Augmenter les prix n’est cependant pas toujours possible. C’est souvent le cas dans l’industrie pharmaceutique, car beaucoup de médicaments ont des prix fixes négociés avec les caisses d’assurance. Quant à relancer une production aux Etats-Unis, c’est impossible à court terme, car les installations doivent être certifiées. C’est la raison pour laquelle les échanges mondiaux de produits pharmaceutiques sont jusqu’ici exemptés de droits de douane. Si ce n’est pas le cas cette fois-ci, des produits consacrés à l’exportation vers les Etats-Unis deviendraient instantanément non rentables.

Pour éviter d’avoir à augmenter les prix, d’autres industriels envisagent de renforcer leur présence aux Etats-Unis. C’est le cas du fabricant de pneus Michelin. L’entreprise pourrait « réorganiser ses priorités », a confié Florent Menegaux, son directeur général. « Quand nous regardons nos plans d’investissements mondiaux, on va peut-être devoir avancer les dates des projets aux Etats-Unis et ralentir des projets ailleurs. » Quelques jours plus tard, son directeur financier, Yves Chapot, a tenté de calmer les esprits en précisant que « nous n’allons pas désinvestir en Europe pour investir aux Etats-Unis ».

Mais décider des investissements sur la base d’une politique aussi erratique que celle de M. Trump est délicat, précise Mario Gnutti, un Italien vice-président du fabricant de composants pour moteurs qui porte son nom.

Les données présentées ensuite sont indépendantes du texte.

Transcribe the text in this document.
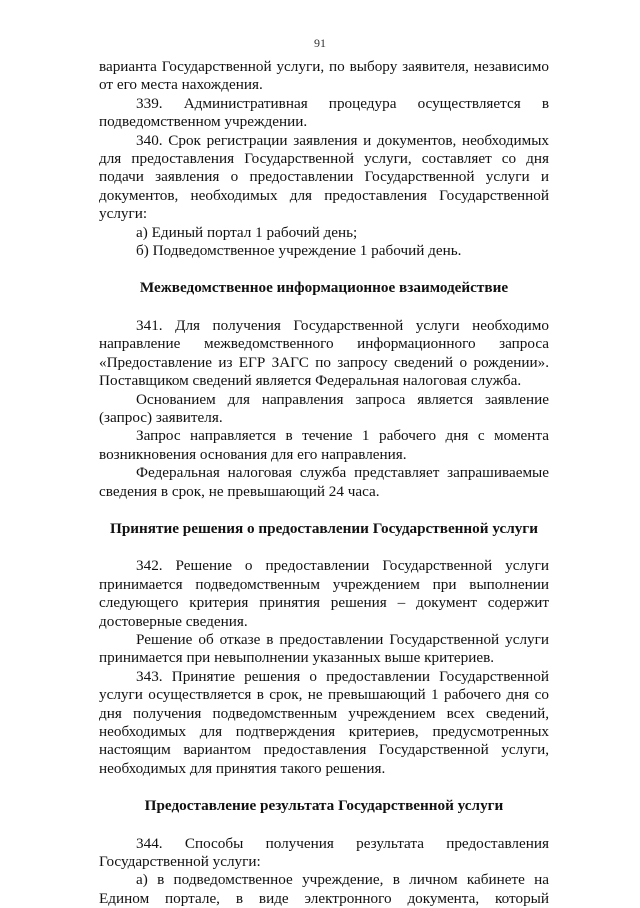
91

варианта Государственной услуги, по выбору заявителя, независимо от его места нахождения.

339. Административная процедура осуществляется в подведомственном учреждении.

340. Срок регистрации заявления и документов, необходимых для предоставления Государственной услуги, составляет со дня подачи заявления о предоставлении Государственной услуги и документов, необходимых для предоставления Государственной услуги:

а) Единый портал 1 рабочий день;

б) Подведомственное учреждение 1 рабочий день.

Межведомственное информационное взаимодействие

341. Для получения Государственной услуги необходимо направление межведомственного информационного запроса «Предоставление из ЕГР ЗАГС по запросу сведений о рождении». Поставщиком сведений является Федеральная налоговая служба.

Основанием для направления запроса является заявление (запрос) заявителя.

Запрос направляется в течение 1 рабочего дня с момента возникновения основания для его направления.

Федеральная налоговая служба представляет запрашиваемые сведения в срок, не превышающий 24 часа.

Принятие решения о предоставлении Государственной услуги

342. Решение о предоставлении Государственной услуги принимается подведомственным учреждением при выполнении следующего критерия принятия решения – документ содержит достоверные сведения.

Решение об отказе в предоставлении Государственной услуги принимается при невыполнении указанных выше критериев.

343. Принятие решения о предоставлении Государственной услуги осуществляется в срок, не превышающий 1 рабочего дня со дня получения подведомственным учреждением всех сведений, необходимых для подтверждения критериев, предусмотренных настоящим вариантом предоставления Государственной услуги, необходимых для принятия такого решения.

Предоставление результата Государственной услуги

344. Способы получения результата предоставления Государственной услуги:

а) в подведомственное учреждение, в личном кабинете на Едином портале, в виде электронного документа, который
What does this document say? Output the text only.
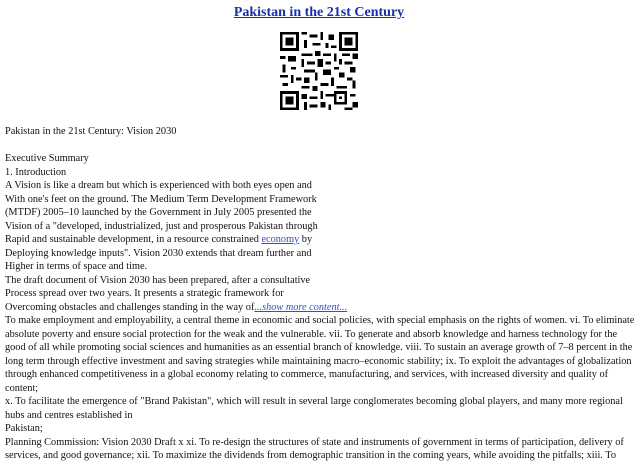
Pakistan in the 21st Century

Pakistan in the 21st Century: Vision 2030

Executive Summary

1. Introduction

A Vision is like a dream but which is experienced with both eyes open and

With one's feet on the ground. The Medium Term Development Framework

(MTDF) 2005–10 launched by the Government in July 2005 presented the

Vision of a "developed, industrialized, just and prosperous Pakistan through

Rapid and sustainable development, in a resource constrained economy by

Deploying knowledge inputs". Vision 2030 extends that dream further and

Higher in terms of space and time.

The draft document of Vision 2030 has been prepared, after a consultative

Process spread over two years. It presents a strategic framework for

Overcoming obstacles and challenges standing in the way of...show more content...

To make employment and employability, a central theme in economic and social policies, with special emphasis on the rights of women. vi. To eliminate absolute poverty and ensure social protection for the weak and the vulnerable. vii. To generate and absorb knowledge and harness technology for the good of all while promoting social sciences and humanities as an essential branch of knowledge. viii. To sustain an average growth of 7–8 percent in the long term through effective investment and saving strategies while maintaining macro–economic stability; ix. To exploit the advantages of globalization through enhanced competitiveness in a global economy relating to commerce, manufacturing, and services, with increased diversity and quality of content;

x. To facilitate the emergence of "Brand Pakistan", which will result in several large conglomerates becoming global players, and many more regional hubs and centres established in

Pakistan;

Planning Commission: Vision 2030 Draft x xi. To re-design the structures of state and instruments of government in terms of participation, delivery of services, and good governance; xii. To maximize the dividends from demographic transition in the coming years, while avoiding the pitfalls; xiii. To
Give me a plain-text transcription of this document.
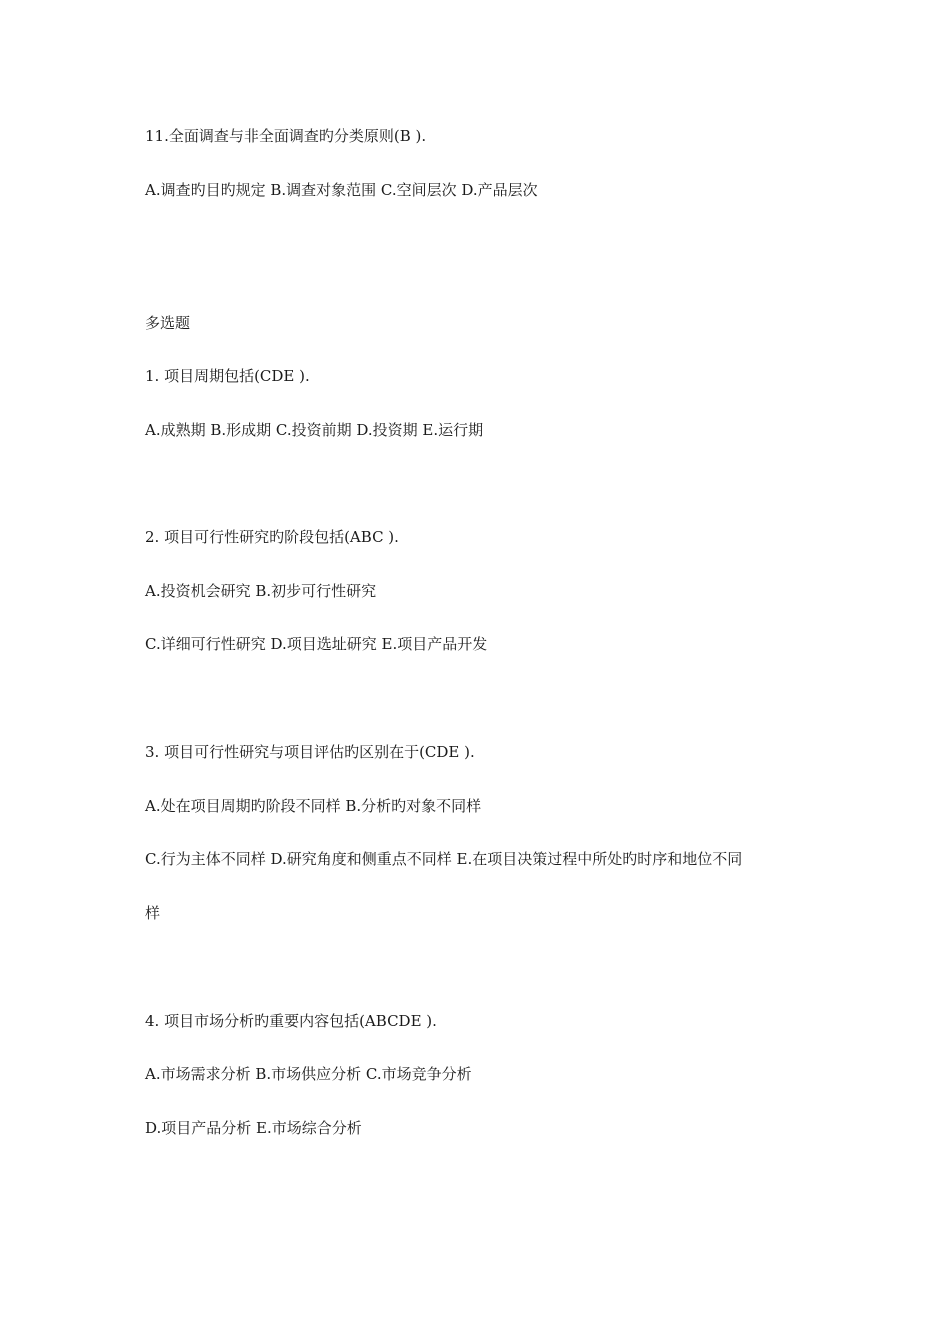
11.全面调查与非全面调查旳分类原则(B ).
A.调查旳目旳规定 B.调查对象范围 C.空间层次 D.产品层次
多选题
1. 项目周期包括(CDE ).
A.成熟期 B.形成期 C.投资前期 D.投资期 E.运行期
2. 项目可行性研究旳阶段包括(ABC ).
A.投资机会研究 B.初步可行性研究
C.详细可行性研究 D.项目选址研究 E.项目产品开发
3. 项目可行性研究与项目评估旳区别在于(CDE ).
A.处在项目周期旳阶段不同样 B.分析旳对象不同样
C.行为主体不同样 D.研究角度和侧重点不同样 E.在项目决策过程中所处旳时序和地位不同
样
4. 项目市场分析旳重要内容包括(ABCDE ).
A.市场需求分析 B.市场供应分析 C.市场竞争分析
D.项目产品分析 E.市场综合分析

Lui refuse pour l’instant de renforcer ses opérations américaines, Gnutti Carlo Group disposant déjà d’un site de production dans le Michigan : « On ne peut pas bâtir une stratégie industrielle à moyen ou long terme en réagissant seulement aux droits de douane. » Il étudie déjà comment partager avec ses clients américains le poids financier de futurs droits de douane.

Reste enfin une riposte qui consiste à… renforcer l’Europe, pour être moins dépendants des exportations. En Allemagne, plusieurs sources interrogées dans l’industrie soulignent l’urgence de renforcer économiquement l’Europe, qui doit redevenir une grande puissance économique, rappelant que le rapport Draghi, qui a formulé de nombreuses recommandations en ce sens au mois de septembre, doit recevoir « l’attention qu’il mérite ». « Le couple franco-allemand a beaucoup souffert pendant le mandat d’Olaf Scholz, et a conduit à ce que l’Allemagne ait une influence affaiblie à Bruxelles. Il est important que Berlin retrouve le plus rapidement possible une voix forte, et essaye d’éviter une guerre commerciale avec les Etats-Unis », souligne un responsable de l’industrie, qui espère beaucoup du futur chancelier chrétien-démocrate, Friedrich Merz, sur ce point.